Politik

Scrolling in bedrooms after midnight a driver of youth joblessness – Milburn

Scrolling in bedrooms after midnight a driver of youth joblessness – Milburn

Anxiety linked to social media is driving economic inactivity among young people, according to the former minister tasked with looking at why almost a million are neither working nor learning.

Alan Milburn has told The Times newspaper that young people who are not in employment, education or training (Neet) “are not snowflakes”.

Instead, they are part of “a bedroom generation”, Mr Milburn said.

“They are sort of living in their bedrooms – they are on all the time, they’re never off.”

Young people’s sleep patterns and concentration levels are affected by social media, the former health secretary warned, and “that is having an impact on their ability to work”.

He said: “People say it’s a soft generation.

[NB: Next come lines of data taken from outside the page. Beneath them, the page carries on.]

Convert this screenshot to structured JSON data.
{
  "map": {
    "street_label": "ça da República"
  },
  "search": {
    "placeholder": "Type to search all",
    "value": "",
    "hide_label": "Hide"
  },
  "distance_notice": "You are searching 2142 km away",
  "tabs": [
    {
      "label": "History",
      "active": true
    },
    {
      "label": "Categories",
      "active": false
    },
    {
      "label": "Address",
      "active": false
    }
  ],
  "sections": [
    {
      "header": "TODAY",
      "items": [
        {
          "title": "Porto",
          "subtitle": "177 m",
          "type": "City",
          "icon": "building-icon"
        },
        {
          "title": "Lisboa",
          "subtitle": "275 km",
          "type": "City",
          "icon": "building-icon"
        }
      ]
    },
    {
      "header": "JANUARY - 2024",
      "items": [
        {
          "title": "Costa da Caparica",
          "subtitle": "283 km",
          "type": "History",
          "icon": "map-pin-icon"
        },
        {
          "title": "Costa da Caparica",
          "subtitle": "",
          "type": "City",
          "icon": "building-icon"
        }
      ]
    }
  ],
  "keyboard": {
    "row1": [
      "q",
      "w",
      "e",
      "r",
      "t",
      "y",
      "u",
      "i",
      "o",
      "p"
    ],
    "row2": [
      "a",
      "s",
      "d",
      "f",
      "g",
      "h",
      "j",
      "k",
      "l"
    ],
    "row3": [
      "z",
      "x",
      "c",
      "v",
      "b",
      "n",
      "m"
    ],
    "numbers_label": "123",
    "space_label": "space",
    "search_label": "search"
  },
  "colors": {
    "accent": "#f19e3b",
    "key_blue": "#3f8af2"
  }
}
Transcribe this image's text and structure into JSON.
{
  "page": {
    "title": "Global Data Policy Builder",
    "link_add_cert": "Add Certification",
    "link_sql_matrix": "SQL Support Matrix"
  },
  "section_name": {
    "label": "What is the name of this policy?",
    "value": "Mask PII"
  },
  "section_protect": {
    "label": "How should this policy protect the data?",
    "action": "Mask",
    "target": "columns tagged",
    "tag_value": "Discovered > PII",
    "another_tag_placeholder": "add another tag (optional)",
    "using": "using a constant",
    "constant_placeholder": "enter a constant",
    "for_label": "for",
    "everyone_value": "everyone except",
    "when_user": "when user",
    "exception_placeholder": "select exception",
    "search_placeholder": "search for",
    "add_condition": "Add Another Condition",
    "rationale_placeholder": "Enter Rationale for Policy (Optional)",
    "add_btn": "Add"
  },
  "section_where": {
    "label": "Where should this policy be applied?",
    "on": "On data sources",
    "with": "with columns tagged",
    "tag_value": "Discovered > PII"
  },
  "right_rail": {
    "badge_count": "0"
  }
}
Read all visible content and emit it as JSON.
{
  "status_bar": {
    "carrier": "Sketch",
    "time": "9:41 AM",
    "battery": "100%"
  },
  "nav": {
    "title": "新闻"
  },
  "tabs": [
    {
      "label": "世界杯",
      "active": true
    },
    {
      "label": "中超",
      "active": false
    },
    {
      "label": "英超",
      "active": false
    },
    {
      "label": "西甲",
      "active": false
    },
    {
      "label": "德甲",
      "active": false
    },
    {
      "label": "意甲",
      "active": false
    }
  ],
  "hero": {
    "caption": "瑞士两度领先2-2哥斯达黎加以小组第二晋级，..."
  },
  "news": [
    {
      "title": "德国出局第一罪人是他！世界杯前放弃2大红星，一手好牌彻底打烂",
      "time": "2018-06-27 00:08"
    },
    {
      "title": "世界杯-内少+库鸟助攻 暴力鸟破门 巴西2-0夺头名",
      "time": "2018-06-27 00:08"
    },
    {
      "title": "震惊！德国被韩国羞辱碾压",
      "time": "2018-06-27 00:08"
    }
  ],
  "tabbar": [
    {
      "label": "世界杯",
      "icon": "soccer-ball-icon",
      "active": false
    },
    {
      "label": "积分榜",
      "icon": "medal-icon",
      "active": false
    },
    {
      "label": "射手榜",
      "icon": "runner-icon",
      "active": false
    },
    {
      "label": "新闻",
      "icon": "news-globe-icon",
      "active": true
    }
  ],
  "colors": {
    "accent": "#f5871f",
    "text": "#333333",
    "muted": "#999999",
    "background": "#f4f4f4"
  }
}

My view unequivocally is that it isn’t. It is an anxious generation.”

Mr Milburn’s interim report into young Neets is expected to be published next week.

Every one of a group of ten 12- and 13-year-olds who engaged in his review said they went to bed between midnight and 3am because they are scrolling on their phones, The Times reported.

The report is also expected to warn that the welfare state and world of work were built for a different generation.

British businesses must also adapt to offer “a high level of pastoral care for this cohort of young people living with mental distress”, Mr Milburn said.

He added: “Employers have been on easy streets because they have been able to import migrant labour, oven-ready.

“That has fallen off the cliff.”

According to the Office for National Statistics (ONS), an estimated 12.8% of all people aged 16 to 24 in the UK were Neet in October to December 2025.

The total number of young people considered Neet was 957,000.

A report published earlier this week also identified social media as a driver of so-called quitting culture among young people.

The research, based on conversations with more than 400 young people across the UK, found some enjoyed the “dopamine hit of a new job but then get bored very quickly and want to move on”.

It also found “the promotion of online success leads to a quitting culture if things take time” and warned school has become a “Neet pipeline”, with exam pressure “consuming most of secondary school” and a lack of further or higher education opportunities beyond university study.

“The tragedy is that young people have so much potential, many of them are doing extraordinary things on the side, but their lives are filled with too many obstacles, too much heartache and too little agency,” the Inside the Mind of a Young Neet co-author Peter Hyman said.

MPs and peers debated social media harms at length when they considered the Children’s Wellbeing and Schools Act, passed last month.

The Government has taken flexible powers in law to ban under 16s from the social media platforms thought to be the most harmful, but could also introduce curfews or scrolling limits on other websites.

A consultation to help the Government decide what action to take, titled Growing up in the Online World, is open until Tuesday.